A Trip Down Memory Lane

I finally got around to reading a book that’s been on my list since last year. The author of the book actually shops at the same comic book store I do, or did rather when I could afford comic books. The book, The Forest King: Woodlark’s Shadow, is written by Dan Mishkin and illustrated by Tom Mandrake. For anyone who reads comic books they might remember Mishkin as the creator of DC’s Blue Devil.
It’s a children’s book and it definitely seems like they are planning to make a series out of them. It was pretty short and I got through it fast. Of course, it’s always a change to read children’s novels. They’re paced differently and more simplistic. I always have to remind myself of that when reading.
It was a children’s book and it got me thinking about books I loved as a child, books that still stick in my mind and children’s books that I read now.

I read so much when I was younger. My whole summers were spent reading. And sometimes the books were so obscure I doubt that I’d ever be able to find them again. I would love to list every book in my head that I remember from my childhood. If it’s something I still remember it must have made quite an impression on me.

When I was young I remember reading a lot of Berenstain Bears and of course Dr. Seuss books. I also remember reading a lot of Baby-Sitter's Club books. I didn’t find them interesting at first but my sister had them and it was another book for me to read. I remember my grandparents buying me a few Baby Sitter’s Little Sister books when they bought Baby-Sitter's Club for my sister.

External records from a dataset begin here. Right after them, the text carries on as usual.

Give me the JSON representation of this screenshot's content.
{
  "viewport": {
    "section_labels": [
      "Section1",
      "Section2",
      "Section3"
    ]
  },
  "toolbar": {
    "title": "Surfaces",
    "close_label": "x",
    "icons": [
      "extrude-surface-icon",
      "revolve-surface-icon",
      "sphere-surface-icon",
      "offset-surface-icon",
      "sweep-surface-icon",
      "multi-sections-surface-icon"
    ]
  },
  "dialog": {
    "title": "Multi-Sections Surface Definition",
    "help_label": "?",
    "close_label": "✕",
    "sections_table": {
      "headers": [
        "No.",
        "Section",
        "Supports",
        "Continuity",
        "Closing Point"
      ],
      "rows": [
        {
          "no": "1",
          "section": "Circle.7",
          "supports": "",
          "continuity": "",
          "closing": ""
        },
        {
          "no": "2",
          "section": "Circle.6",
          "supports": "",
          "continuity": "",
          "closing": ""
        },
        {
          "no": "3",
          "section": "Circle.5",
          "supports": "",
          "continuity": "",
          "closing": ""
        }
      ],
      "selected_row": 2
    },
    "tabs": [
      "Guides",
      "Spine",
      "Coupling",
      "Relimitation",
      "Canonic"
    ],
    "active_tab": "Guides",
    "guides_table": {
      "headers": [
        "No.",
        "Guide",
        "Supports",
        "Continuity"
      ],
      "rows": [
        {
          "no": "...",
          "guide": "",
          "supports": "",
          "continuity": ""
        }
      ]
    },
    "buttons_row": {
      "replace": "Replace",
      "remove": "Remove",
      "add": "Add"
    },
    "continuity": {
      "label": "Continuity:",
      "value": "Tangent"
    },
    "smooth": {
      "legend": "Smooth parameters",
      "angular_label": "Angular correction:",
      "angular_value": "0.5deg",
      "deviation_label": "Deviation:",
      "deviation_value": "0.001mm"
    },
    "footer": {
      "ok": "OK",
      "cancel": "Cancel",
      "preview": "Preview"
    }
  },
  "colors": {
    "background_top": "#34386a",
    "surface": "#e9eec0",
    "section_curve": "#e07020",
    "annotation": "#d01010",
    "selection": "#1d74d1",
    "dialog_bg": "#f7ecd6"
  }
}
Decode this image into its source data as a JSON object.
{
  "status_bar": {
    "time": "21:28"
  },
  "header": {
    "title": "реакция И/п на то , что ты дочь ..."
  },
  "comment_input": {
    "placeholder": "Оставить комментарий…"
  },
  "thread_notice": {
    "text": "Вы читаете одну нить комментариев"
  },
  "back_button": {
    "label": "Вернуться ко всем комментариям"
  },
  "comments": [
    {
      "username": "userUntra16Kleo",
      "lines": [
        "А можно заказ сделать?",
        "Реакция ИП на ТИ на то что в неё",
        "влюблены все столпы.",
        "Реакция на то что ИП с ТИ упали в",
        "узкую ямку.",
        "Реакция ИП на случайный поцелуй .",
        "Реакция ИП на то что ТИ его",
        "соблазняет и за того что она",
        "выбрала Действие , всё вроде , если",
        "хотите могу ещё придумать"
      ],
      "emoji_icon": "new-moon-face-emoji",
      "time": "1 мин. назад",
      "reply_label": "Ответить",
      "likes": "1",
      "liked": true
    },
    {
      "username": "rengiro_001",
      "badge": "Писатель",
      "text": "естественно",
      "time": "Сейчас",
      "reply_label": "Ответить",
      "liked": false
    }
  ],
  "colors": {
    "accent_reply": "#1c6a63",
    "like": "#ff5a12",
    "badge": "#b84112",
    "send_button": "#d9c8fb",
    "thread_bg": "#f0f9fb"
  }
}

I’d say the year that I really became completely engrossed in reading was 5th grade. I had a teacher, my favorite elementary school teacher, Mrs. Tracy, who really loved to encourage reading. We had lots of reading activities. She would read to us. We’d have book reports and silent reading. I loved it. And I remember she really appreciated how I read so much. She would bring in books from her personal collection that she thought I would like. It’s the first time I can really remember someone doing something thoughtful for me, something that required a person to actually know a little bit about me and take an interest in me. I had never really gotten attention like that before and it meant a lot to me. Maybe that’s one of the reasons I really came to love reading.

Enough of me being sentimental and giving out way too much personal information. That was the year that I read a lot of the stuff that would come to be some of my favorite books. Maniac Magee and Number the Stars were two books that I really liked. I felt like they both had good messages at least for me. Both books to me were about acceptance, which is an issue I struggled with as a child, as I’m sure most people do.

I also loved Louis Sachar books. Sideways Stories from Wayside School and all the books from Wayside School that followed. To me they were some of the most original stories I had heard. I was also a big fan of Holes. And when I was in middle school Louis Sachar came to our school. He signed my books but sadly I have no idea what happened to them. Probably lost with everything else that found its way into the house I inhabited in my youth.

One of the books my teacher gave me was Little Women. And I loved that book. Mostly I related to it a lot because I was definitely one of the more economically challenged kids at school and it was obvious to everyone. The most memorable parts of the book for me were that the girls weren’t rich but they were happy and I felt like my sister was the only one I had growing up. It took me a lot longer to realize it then it ever should have but I know now.

My sister also gave me the Diary of Anne Frank to read in fifth grade. She had read it and gave it to me. I don’t think I really understood everything about it at the time. Maybe I was a little too young to have my attention held by such a long piece of non-fiction. But my sister gave it to me when she heard we were studying World War 2 and the events leading up to it. She thought it would help me.

And yes even in my childhood, I was a big fan of science fiction and fantasy books. One of my favorite authors was John Bellairs. My teacher read us one of his books, The Revenge of the Wizard’s Ghost, and I was hooked. I started reading everything I could find by him. A few years ago I really started thinking about those books. I ended up getting a bunch of them off eBay and rereading them. I eventually ended up doing that with the Wayside books as well as Shel Silverstein poetry books, like Where the Sidewalk Ends and A Light in the Attic, which are other books I found that year.

I wish I had the time or the patience to name every book I can remember reading as a kid. Sometimes I feel depressed knowing that I can’t remember more about certain books. I wish I had kept better track of stuff from when I was younger but I didn’t.
Maybe one day I’ll be reading a book to my kids and all of a sudden get an epiphany that I once read that book a long time ago.